Guillaume Leterrier is an urban shepherd and former regional development specialist working in the social and solidarity economy.
Members of the Les Bergers Urbains collective have been rearing sheep in Seine-Saint-Denis since 2012. To promote peasant farming in the city, they pasture their domesticated sheep in Saint-Denis, Bondy and Aubervilliers, improving the parks and gardens in the three areas and creating a special bond with local residents.
Portrait: ©Teresa Suarez
In what way can a sheep shift our perception of the city?
Guillaume Leterrier: Our collective offers a gentler approach to managing open spaces by re-introducing a little bit of nature into the city. The sheep graze and then we see different types of grass appear and the return of flower-filled meadows. It gives us the opportunity to question our sedentary lifestyle.

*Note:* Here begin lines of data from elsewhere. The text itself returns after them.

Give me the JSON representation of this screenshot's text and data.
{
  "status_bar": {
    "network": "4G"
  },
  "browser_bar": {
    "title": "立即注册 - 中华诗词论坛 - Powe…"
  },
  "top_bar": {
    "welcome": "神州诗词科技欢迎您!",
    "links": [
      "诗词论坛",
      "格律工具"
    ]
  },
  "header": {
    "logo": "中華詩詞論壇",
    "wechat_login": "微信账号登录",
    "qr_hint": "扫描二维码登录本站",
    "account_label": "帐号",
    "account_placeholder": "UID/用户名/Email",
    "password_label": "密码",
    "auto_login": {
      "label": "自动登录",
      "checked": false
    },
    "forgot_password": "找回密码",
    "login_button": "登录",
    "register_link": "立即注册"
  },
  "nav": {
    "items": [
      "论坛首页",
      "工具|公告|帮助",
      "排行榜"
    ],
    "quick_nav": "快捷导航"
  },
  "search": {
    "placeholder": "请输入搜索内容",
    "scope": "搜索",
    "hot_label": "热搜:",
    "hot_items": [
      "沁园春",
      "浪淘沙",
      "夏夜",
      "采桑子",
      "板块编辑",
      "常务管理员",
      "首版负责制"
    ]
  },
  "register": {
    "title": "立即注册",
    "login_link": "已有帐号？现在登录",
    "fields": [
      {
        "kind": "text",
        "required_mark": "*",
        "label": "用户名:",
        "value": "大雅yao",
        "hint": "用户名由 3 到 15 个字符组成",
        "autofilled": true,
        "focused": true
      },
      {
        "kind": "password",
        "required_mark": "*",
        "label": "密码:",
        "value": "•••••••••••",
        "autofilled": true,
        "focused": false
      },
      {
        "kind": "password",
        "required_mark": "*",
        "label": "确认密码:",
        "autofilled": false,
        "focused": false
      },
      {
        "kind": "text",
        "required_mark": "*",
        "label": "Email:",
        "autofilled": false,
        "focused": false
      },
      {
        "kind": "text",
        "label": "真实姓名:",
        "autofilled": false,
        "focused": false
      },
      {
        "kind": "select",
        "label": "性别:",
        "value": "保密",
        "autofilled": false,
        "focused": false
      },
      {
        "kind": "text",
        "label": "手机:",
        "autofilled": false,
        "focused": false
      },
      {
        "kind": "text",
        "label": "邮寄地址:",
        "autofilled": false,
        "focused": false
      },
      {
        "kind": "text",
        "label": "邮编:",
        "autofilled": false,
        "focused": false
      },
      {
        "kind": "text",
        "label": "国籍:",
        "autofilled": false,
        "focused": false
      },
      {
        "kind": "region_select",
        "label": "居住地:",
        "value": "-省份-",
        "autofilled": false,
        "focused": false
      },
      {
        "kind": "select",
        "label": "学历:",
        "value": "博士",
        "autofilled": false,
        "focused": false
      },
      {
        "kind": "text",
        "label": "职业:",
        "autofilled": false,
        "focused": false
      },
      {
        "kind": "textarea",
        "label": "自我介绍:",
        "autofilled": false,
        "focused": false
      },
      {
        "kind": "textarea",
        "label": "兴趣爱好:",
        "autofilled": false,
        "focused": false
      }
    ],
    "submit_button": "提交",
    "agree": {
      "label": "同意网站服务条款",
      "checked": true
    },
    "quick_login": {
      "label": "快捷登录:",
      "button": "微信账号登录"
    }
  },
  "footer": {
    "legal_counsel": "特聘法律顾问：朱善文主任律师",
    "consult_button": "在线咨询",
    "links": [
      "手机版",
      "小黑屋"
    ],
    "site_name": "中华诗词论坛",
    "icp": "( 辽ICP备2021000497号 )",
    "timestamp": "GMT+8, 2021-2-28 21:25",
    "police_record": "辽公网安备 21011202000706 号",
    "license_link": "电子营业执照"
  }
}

The shepherd and the flock really do represent the nomadic lifestyle. The sheep always has the same rhythm. You have to wait, there’s no point going any faster. When the urban mammal encounters the rural mammal, it becomes more human.
It works pretty well: forcing the city to slow down makes it a more agreeable place. When you watch a sheep moving around parks and gardens, you realise that these open spaces are everywhere in the city, there are far more of them than you’d think. So it’s bit like a marker of the city.

Is urban transhumance something new or a forgotten custom?
It has always existed. We drew on a medieval law, the grazing right which allows people to pasture their animals on all fields and spaces which are open, not fenced in and not cultivated.
Paris would never have become a great city without the grazing land that surrounded it. Broadly, animal rearing began to disappear from cities in the 60s when the fridge was invented. According to FAO figures, fifteen years ago urban farming was feeding between 15 and 30 percent of the global population, mainly in the southern hemisphere. So it never totally disappeared.
How do you deal with moving your flock around the city?
We work with the Direction Départementale de la Protection des Populations (DDPP) [local department for protecting populations]. We inform the prefecture of our flocks’ movements at least a month in advance in case they carry and transmit any diseases. We also ask every commune we cross for permission to use the streets. The flock has to walk on the pavements, not the roads. The sheep are very domesticated, they know all about walking on the pavement.
We don’t really have a problem with urban planning. However, the city is clearly a much more pleasant place when it is open and green. We’re a bit like regional ambassadors working on managing open spaces, showing how to run them differently as well as bring them to life more easily.

We’re talking about equivalent costs, but we’ve got several roles: social cohesion, safety, mediation, things like that. And we can produce meat with a distinctive taste from the same animals feeding at different places. The wider the palette of flavours, the nicer it is. It’s useful to work on that aspect and to promote urban territories.
Do you feel that urban transhumance should be more widespread?
We’re not the only oddballs doing it. And actually it’s wrong to talk about transhumance, because it involves movement across large areas; what we do is travelling grazing and roaming. We’ve advised quite a lot of people: Lyon and Marseille are taking the same path, as is Brussels. The demand is there. We could imagine networks of breeders around Paris at the local authority level, the sharing of practices, meadows that work better, with more biodiversity.
When we lose our bond with animals, something feels not quite right. We can tell that something’s missing. So the ability to recreate it really is essential to the city of the future.